2.旅立ち
「シュウ起きなさい。今日から旅に出るんでしょ」
母さんの声が家に響く。
「・・・・んぁ?やっべ寝坊した。アクローナお前も起きろよ。今日はなんたって待ちに待った旅立ちの日だ」
俺はベッドから飛び起き、階段を降りて一階に行く。
一階に行くといつも通り母さんが朝食を用意してくれている。
「おはよう。今日は大事な日なんだからしっかり食べていきなさい」
「さんきゅー。しっかり食って腹の調子も上げとかないとな」
用意されたご飯を流し込むように食べ尽くし、食事を終える。そこにまだ寝ぼけたままのアクローナが2階からゆっくりとおりてきた。
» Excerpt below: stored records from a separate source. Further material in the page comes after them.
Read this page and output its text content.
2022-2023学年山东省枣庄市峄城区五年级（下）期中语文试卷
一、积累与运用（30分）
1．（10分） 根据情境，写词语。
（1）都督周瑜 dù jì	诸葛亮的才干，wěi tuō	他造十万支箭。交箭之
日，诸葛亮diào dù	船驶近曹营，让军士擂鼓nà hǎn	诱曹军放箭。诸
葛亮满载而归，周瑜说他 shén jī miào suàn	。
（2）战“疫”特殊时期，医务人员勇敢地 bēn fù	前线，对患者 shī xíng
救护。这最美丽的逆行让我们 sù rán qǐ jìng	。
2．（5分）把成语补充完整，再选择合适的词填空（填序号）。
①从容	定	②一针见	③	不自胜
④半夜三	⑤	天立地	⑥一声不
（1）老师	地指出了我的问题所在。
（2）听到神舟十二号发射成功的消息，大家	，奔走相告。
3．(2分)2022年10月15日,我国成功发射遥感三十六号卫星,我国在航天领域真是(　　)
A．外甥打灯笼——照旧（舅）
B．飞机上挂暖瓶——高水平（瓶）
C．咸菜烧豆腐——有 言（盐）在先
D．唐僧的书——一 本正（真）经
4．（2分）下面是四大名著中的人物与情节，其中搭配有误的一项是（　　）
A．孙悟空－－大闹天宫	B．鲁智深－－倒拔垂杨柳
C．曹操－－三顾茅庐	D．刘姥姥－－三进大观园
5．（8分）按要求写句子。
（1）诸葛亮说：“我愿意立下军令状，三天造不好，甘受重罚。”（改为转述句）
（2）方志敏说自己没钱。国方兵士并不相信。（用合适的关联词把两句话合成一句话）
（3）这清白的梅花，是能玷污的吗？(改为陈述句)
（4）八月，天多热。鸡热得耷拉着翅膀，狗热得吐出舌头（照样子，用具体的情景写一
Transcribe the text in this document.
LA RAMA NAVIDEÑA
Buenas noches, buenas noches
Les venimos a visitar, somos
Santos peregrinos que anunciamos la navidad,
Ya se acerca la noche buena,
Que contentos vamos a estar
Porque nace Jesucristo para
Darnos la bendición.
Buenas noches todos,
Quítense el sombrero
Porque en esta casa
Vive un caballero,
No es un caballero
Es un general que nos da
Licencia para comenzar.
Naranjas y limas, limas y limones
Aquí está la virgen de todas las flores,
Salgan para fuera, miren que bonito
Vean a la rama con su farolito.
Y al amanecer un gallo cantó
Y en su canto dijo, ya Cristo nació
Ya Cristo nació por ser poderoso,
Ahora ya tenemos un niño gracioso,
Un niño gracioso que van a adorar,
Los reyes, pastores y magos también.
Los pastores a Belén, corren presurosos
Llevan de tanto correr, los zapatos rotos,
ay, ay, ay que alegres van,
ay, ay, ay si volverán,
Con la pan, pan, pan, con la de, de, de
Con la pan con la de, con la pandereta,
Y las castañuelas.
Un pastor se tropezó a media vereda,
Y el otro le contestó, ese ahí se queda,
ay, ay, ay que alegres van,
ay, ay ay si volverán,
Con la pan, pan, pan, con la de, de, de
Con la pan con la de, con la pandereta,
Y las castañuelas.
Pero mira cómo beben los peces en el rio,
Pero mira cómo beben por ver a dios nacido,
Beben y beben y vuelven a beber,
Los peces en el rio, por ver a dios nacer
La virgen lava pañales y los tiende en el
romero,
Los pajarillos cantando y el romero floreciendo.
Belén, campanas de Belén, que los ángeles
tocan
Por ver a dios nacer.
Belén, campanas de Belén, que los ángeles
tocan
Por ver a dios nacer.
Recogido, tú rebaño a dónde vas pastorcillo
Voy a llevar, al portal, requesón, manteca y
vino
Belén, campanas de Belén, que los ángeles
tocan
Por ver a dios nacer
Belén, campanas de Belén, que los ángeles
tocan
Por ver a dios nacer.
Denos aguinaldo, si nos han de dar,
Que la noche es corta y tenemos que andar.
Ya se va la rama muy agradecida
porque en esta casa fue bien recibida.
アクローナは俺が小さい時に両親が卵状態でプレゼントしてくれたパートナーだ。卵から孵ってからずっと一緒にいていつの間にかlink wayが形成されていた。見た目は四足歩行で空色の体色に黒の甲羅の高さ50cmくらいの亀型のlinkだ。
「アァーアァー」
アクローナともいつも通りの挨拶を交わし、アクローナが朝食を終えるのを待つ。そして、腹を満たし終わった俺たちは旅の荷物を詰めたリュックを背負い、玄関に向かう。
「母さん、それじゃ行ってくるよ」
「気をつけて行ってらっしゃい。あと、このlinkナビも持っていきなさい。これで道に迷ったりすることは滅多にないはずよ」
ナビゲーションシステムをはじめとした多くの機能を搭載されたlinkナビを受け取ると、ポケットに入れてドアを開けた。
「行ってきまーす」
手を振る母さんに手を振り返しながらアクローナと勢いよく走り出して、この町をあとにする。